La primera vez que escuché a Cesária Évora fue en la película “Grandes esperanzas”, adaptación cinematográfica de la historia homónima de Charles Dickens que en 1998 dirigió Alfonso Cuarón y que tiene como protagonistas a Ethan Hawke, Gwyneth Paltrow y Robert de Niro. En una escena, el niño pintor acerca la boca al hilo de agua que brota de una fuente, estilo bebedero. De pronto recibe, a cambio de su sed, el beso primero de la niña rubia de sus sueños. Recuerdo la escena no solamente por su belleza, sino porque es “Bésame mucho” la canción con la que Cesária Évora forma parte del soundtrack de la película y a través de la cual la conocí.
Gracias a Consuelo Velázquez me adentré en su música, así como también a su vida a veces triste y desmedida que cotejó con mornas, la música nacional de su país, lo que en Portugal serían los fados o en Estados Unidos el blues.
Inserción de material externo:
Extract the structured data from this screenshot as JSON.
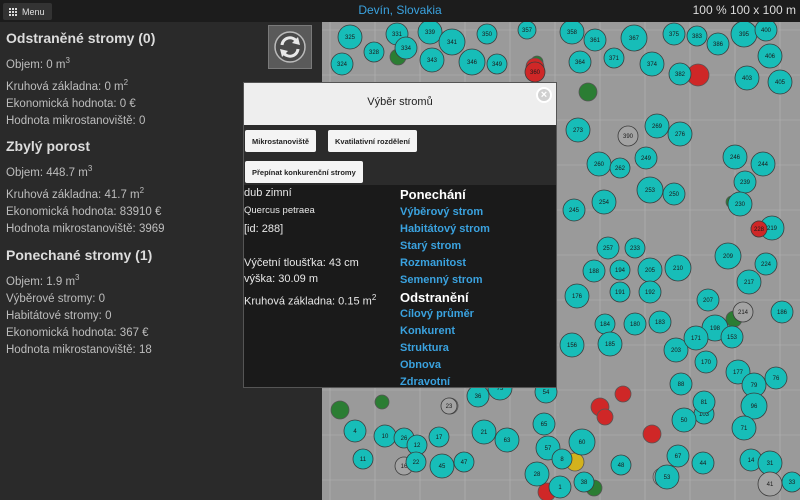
{
  "topbar": {
    "menu_label": "Menu",
    "location": "Devín, Slovakia",
    "scale": "100 % 100 x 100 m"
  },
  "removed": {
    "title": "Odstraněné stromy (0)",
    "volume": "Objem: 0 m",
    "volume_unit_sup": "3",
    "basal_area": "Kruhová základna: 0 m",
    "basal_area_sup": "2",
    "economic_value": "Ekonomická hodnota: 0 €",
    "microhabitat_value": "Hodnota mikrostanoviště: 0"
  },
  "remaining": {
    "title": "Zbylý porost",
    "volume": "Objem: 448.7 m",
    "volume_unit_sup": "3",
    "basal_area": "Kruhová základna: 41.7 m",
    "basal_area_sup": "2",
    "economic_value": "Ekonomická hodnota: 83910 €",
    "microhabitat_value": "Hodnota mikrostanoviště: 3969"
  },
  "retained": {
    "title": "Ponechané stromy (1)",
    "volume": "Objem: 1.9 m",
    "volume_unit_sup": "3",
    "selection_trees": "Výběrové stromy: 0",
    "habitat_trees": "Habitátové stromy: 0",
    "economic_value": "Ekonomická hodnota: 367 €",
    "microhabitat_value": "Hodnota mikrostanoviště: 18"
  },
  "dialog": {
    "title": "Výběr stromů",
    "buttons": {
      "microhabitats": "Mikrostanoviště",
      "quality": "Kvatilativní rozdělení",
      "competition": "Přepínat konkurenční stromy"
    },
    "tree": {
      "common_name": "dub zimní",
      "latin_name": "Quercus petraea",
      "id": "[id: 288]",
      "dbh": "Výčetní tloušťka: 43 cm",
      "height": "výška: 30.09 m",
      "basal_area": "Kruhová základna: 0.15 m",
      "basal_area_sup": "2"
    },
    "retain_group": "Ponechání",
    "retain_actions": [
      "Výběrový strom",
      "Habitátový strom",
      "Starý strom",
      "Rozmanitost",
      "Semenný strom"
    ],
    "remove_group": "Odstranění",
    "remove_actions": [
      "Cílový průměr",
      "Konkurent",
      "Struktura",
      "Obnova",
      "Zdravotní"
    ]
  },
  "map_trees": [
    {
      "id": "325",
      "type": "teal"
    },
    {
      "id": "331",
      "type": "teal"
    },
    {
      "id": "339",
      "type": "teal"
    },
    {
      "id": "341",
      "type": "teal"
    },
    {
      "id": "350",
      "type": "teal"
    },
    {
      "id": "357",
      "type": "teal"
    },
    {
      "id": "358",
      "type": "teal"
    },
    {
      "id": "361",
      "type": "teal"
    },
    {
      "id": "367",
      "type": "teal"
    },
    {
      "id": "375",
      "type": "teal"
    },
    {
      "id": "383",
      "type": "teal"
    },
    {
      "id": "386",
      "type": "teal"
    },
    {
      "id": "395",
      "type": "teal"
    },
    {
      "id": "400",
      "type": "teal"
    },
    {
      "id": "406",
      "type": "teal"
    },
    {
      "id": "324",
      "type": "teal"
    },
    {
      "id": "328",
      "type": "teal"
    },
    {
      "id": "334",
      "type": "teal"
    },
    {
      "id": "343",
      "type": "teal"
    },
    {
      "id": "346",
      "type": "teal"
    },
    {
      "id": "349",
      "type": "teal"
    },
    {
      "id": "360",
      "type": "red"
    },
    {
      "id": "364",
      "type": "teal"
    },
    {
      "id": "371",
      "type": "teal"
    },
    {
      "id": "374",
      "type": "teal"
    },
    {
      "id": "382",
      "type": "teal"
    },
    {
      "id": "403",
      "type": "teal"
    },
    {
      "id": "405",
      "type": "teal"
    },
    {
      "id": "273",
      "type": "teal"
    },
    {
      "id": "390",
      "type": "gray"
    },
    {
      "id": "269",
      "type": "teal"
    },
    {
      "id": "276",
      "type": "teal"
    },
    {
      "id": "260",
      "type": "teal"
    },
    {
      "id": "249",
      "type": "teal"
    },
    {
      "id": "262",
      "type": "teal"
    },
    {
      "id": "246",
      "type": "teal"
    },
    {
      "id": "244",
      "type": "teal"
    },
    {
      "id": "253",
      "type": "teal"
    },
    {
      "id": "239",
      "type": "teal"
    },
    {
      "id": "250",
      "type": "teal"
    },
    {
      "id": "230",
      "type": "teal"
    },
    {
      "id": "245",
      "type": "teal"
    },
    {
      "id": "254",
      "type": "teal"
    },
    {
      "id": "219",
      "type": "teal"
    },
    {
      "id": "228",
      "type": "red"
    },
    {
      "id": "257",
      "type": "teal"
    },
    {
      "id": "233",
      "type": "teal"
    },
    {
      "id": "209",
      "type": "teal"
    },
    {
      "id": "224",
      "type": "teal"
    },
    {
      "id": "188",
      "type": "teal"
    },
    {
      "id": "194",
      "type": "teal"
    },
    {
      "id": "205",
      "type": "teal"
    },
    {
      "id": "210",
      "type": "teal"
    },
    {
      "id": "217",
      "type": "teal"
    },
    {
      "id": "191",
      "type": "teal"
    },
    {
      "id": "192",
      "type": "teal"
    },
    {
      "id": "207",
      "type": "teal"
    },
    {
      "id": "214",
      "type": "gray"
    },
    {
      "id": "186",
      "type": "teal"
    },
    {
      "id": "176",
      "type": "teal"
    },
    {
      "id": "184",
      "type": "teal"
    },
    {
      "id": "180",
      "type": "teal"
    },
    {
      "id": "203",
      "type": "teal"
    },
    {
      "id": "185",
      "type": "teal"
    },
    {
      "id": "183",
      "type": "teal"
    },
    {
      "id": "198",
      "type": "teal"
    },
    {
      "id": "171",
      "type": "teal"
    },
    {
      "id": "153",
      "type": "teal"
    },
    {
      "id": "156",
      "type": "teal"
    },
    {
      "id": "170",
      "type": "teal"
    },
    {
      "id": "177",
      "type": "teal"
    },
    {
      "id": "88",
      "type": "teal"
    },
    {
      "id": "79",
      "type": "teal"
    },
    {
      "id": "76",
      "type": "teal"
    },
    {
      "id": "96",
      "type": "teal"
    },
    {
      "id": "103",
      "type": "teal"
    },
    {
      "id": "81",
      "type": "teal"
    },
    {
      "id": "71",
      "type": "teal"
    },
    {
      "id": "36",
      "type": "teal"
    },
    {
      "id": "73",
      "type": "teal"
    },
    {
      "id": "23",
      "type": "gray"
    },
    {
      "id": "54",
      "type": "teal"
    },
    {
      "id": "4",
      "type": "teal"
    },
    {
      "id": "10",
      "type": "teal"
    },
    {
      "id": "26",
      "type": "teal"
    },
    {
      "id": "12",
      "type": "teal"
    },
    {
      "id": "17",
      "type": "teal"
    },
    {
      "id": "21",
      "type": "teal"
    },
    {
      "id": "63",
      "type": "teal"
    },
    {
      "id": "65",
      "type": "teal"
    },
    {
      "id": "60",
      "type": "teal"
    },
    {
      "id": "50",
      "type": "teal"
    },
    {
      "id": "11",
      "type": "teal"
    },
    {
      "id": "16",
      "type": "gray"
    },
    {
      "id": "22",
      "type": "teal"
    },
    {
      "id": "45",
      "type": "teal"
    },
    {
      "id": "47",
      "type": "teal"
    },
    {
      "id": "57",
      "type": "teal"
    },
    {
      "id": "67",
      "type": "teal"
    },
    {
      "id": "53",
      "type": "teal"
    },
    {
      "id": "48",
      "type": "teal"
    },
    {
      "id": "8",
      "type": "teal"
    },
    {
      "id": "1",
      "type": "teal"
    },
    {
      "id": "28",
      "type": "teal"
    },
    {
      "id": "38",
      "type": "teal"
    },
    {
      "id": "44",
      "type": "teal"
    },
    {
      "id": "14",
      "type": "teal"
    },
    {
      "id": "31",
      "type": "teal"
    },
    {
      "id": "41",
      "type": "gray"
    },
    {
      "id": "33",
      "type": "teal"
    }
  ],
  "colors": {
    "teal": "#16bdb8",
    "red": "#d42a2a",
    "green": "#2e7d32",
    "gray": "#9a9a9a",
    "yellow": "#d4b11a",
    "accent": "#3aa2df"
  }
}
La morna le canta a la sodade —esa palabra hermosa y respetuosamente intraducible que es saudade— por la tierra, la naturaleza y el amor. Dicho de otra manera, la morna es el fado africano y Cesária Évora la Billie Holiday del océano atlántico.
Cabo Verde, archipiélago frente a las costas de Senegal, fue colonizado por los portugueses en el siglo XV. Es paradójico el adjetivo de su nombre, “verde”, porque lo que hoy es tierra con piedras volcánicas negras —que contrasta oníricamente con el azul del mar— era el reino de la vegetación tropical. Pero tanto mar y la falta de lluvia han sido fulminantes… por eso del verdor sólo queda el nombre y la esperanza de quienes ahí nacieron, porque ahora es algo parecido a un desierto rodeado por agua salada donde la gente padece sequía y hambre. Cesária Évora, quien murió en diciembre del 2011, acompañó esa pena en melodías y canciones; ella, que aprendió a cantar en el coro de un orfanatorio: «Mis canciones tratan de cosas perdidas y nostalgia, amor, política, inmigración y realidad. Nosotros cantamos sobre nuestra tierra, sobre el sol, sobre la lluvia que nunca llega, sobre la pobreza y problemas, y sobre cómo vive la gente en Cabo Verde».
Converge en «la diva de los pies desnudos» —así se llamó su primer álbum en 1988— la cultura negra afroamericana-cubana-brasileña, prueba de ello lo son algunos temas que eligió para sus discos, así como los músicos involucrados, tales como Chucho Valdés al piano para «Negue», interpretación que le habrá enchinado el cuero a la mismísima Maria Bethânia —quien también canta descalza— y es hermana, por cierto, de Caetano Veloso, quien acompaña a Cesária en el tema «Regresso», versión musicalizada del poema de Amílcar Cabral también conocido como «Mamãe velha». Esta es, a mi parecer, una de las interpretaciones más bellas de Cesária. Cantó también con Tania Libertad «Historia de un amor»; «Yamore», un himno al amor, con Salif Keita, cantante y compositor de pop africano. Y así podría continuar con un largo listado de intérpretes y músicos que compartieron escenario con esta mujer de voz inconfundible, quien cayó en el laberinto del grog —aguardiente típico de su tierra a base de caña de azúcar— del que logró salir.
Cantar es otra forma de la nostalgia, la alegría, el desamor, la plenitud. Por eso tenemos himnos, porras, rezos. Cesária Évora cantó alabanzas por su tierra, enalteciendo el lugar donde vivió, São Vicente di Longe; quizá por eso sus pies desnudos al cantar, porque fue la mejor manera de conectar al cuerpo con la voz, las plantas en perfecta conexión con la garganta, porque hay quienes al cantar ponen más que aire, intención y ganas, ponen pasión y plegarias, tal como en el “Bésame mucho” de Consuelo Velázquez, ícono musical de nuestra patria que cantamos con el corazón descalzo, haciendo nuestras sus palabras.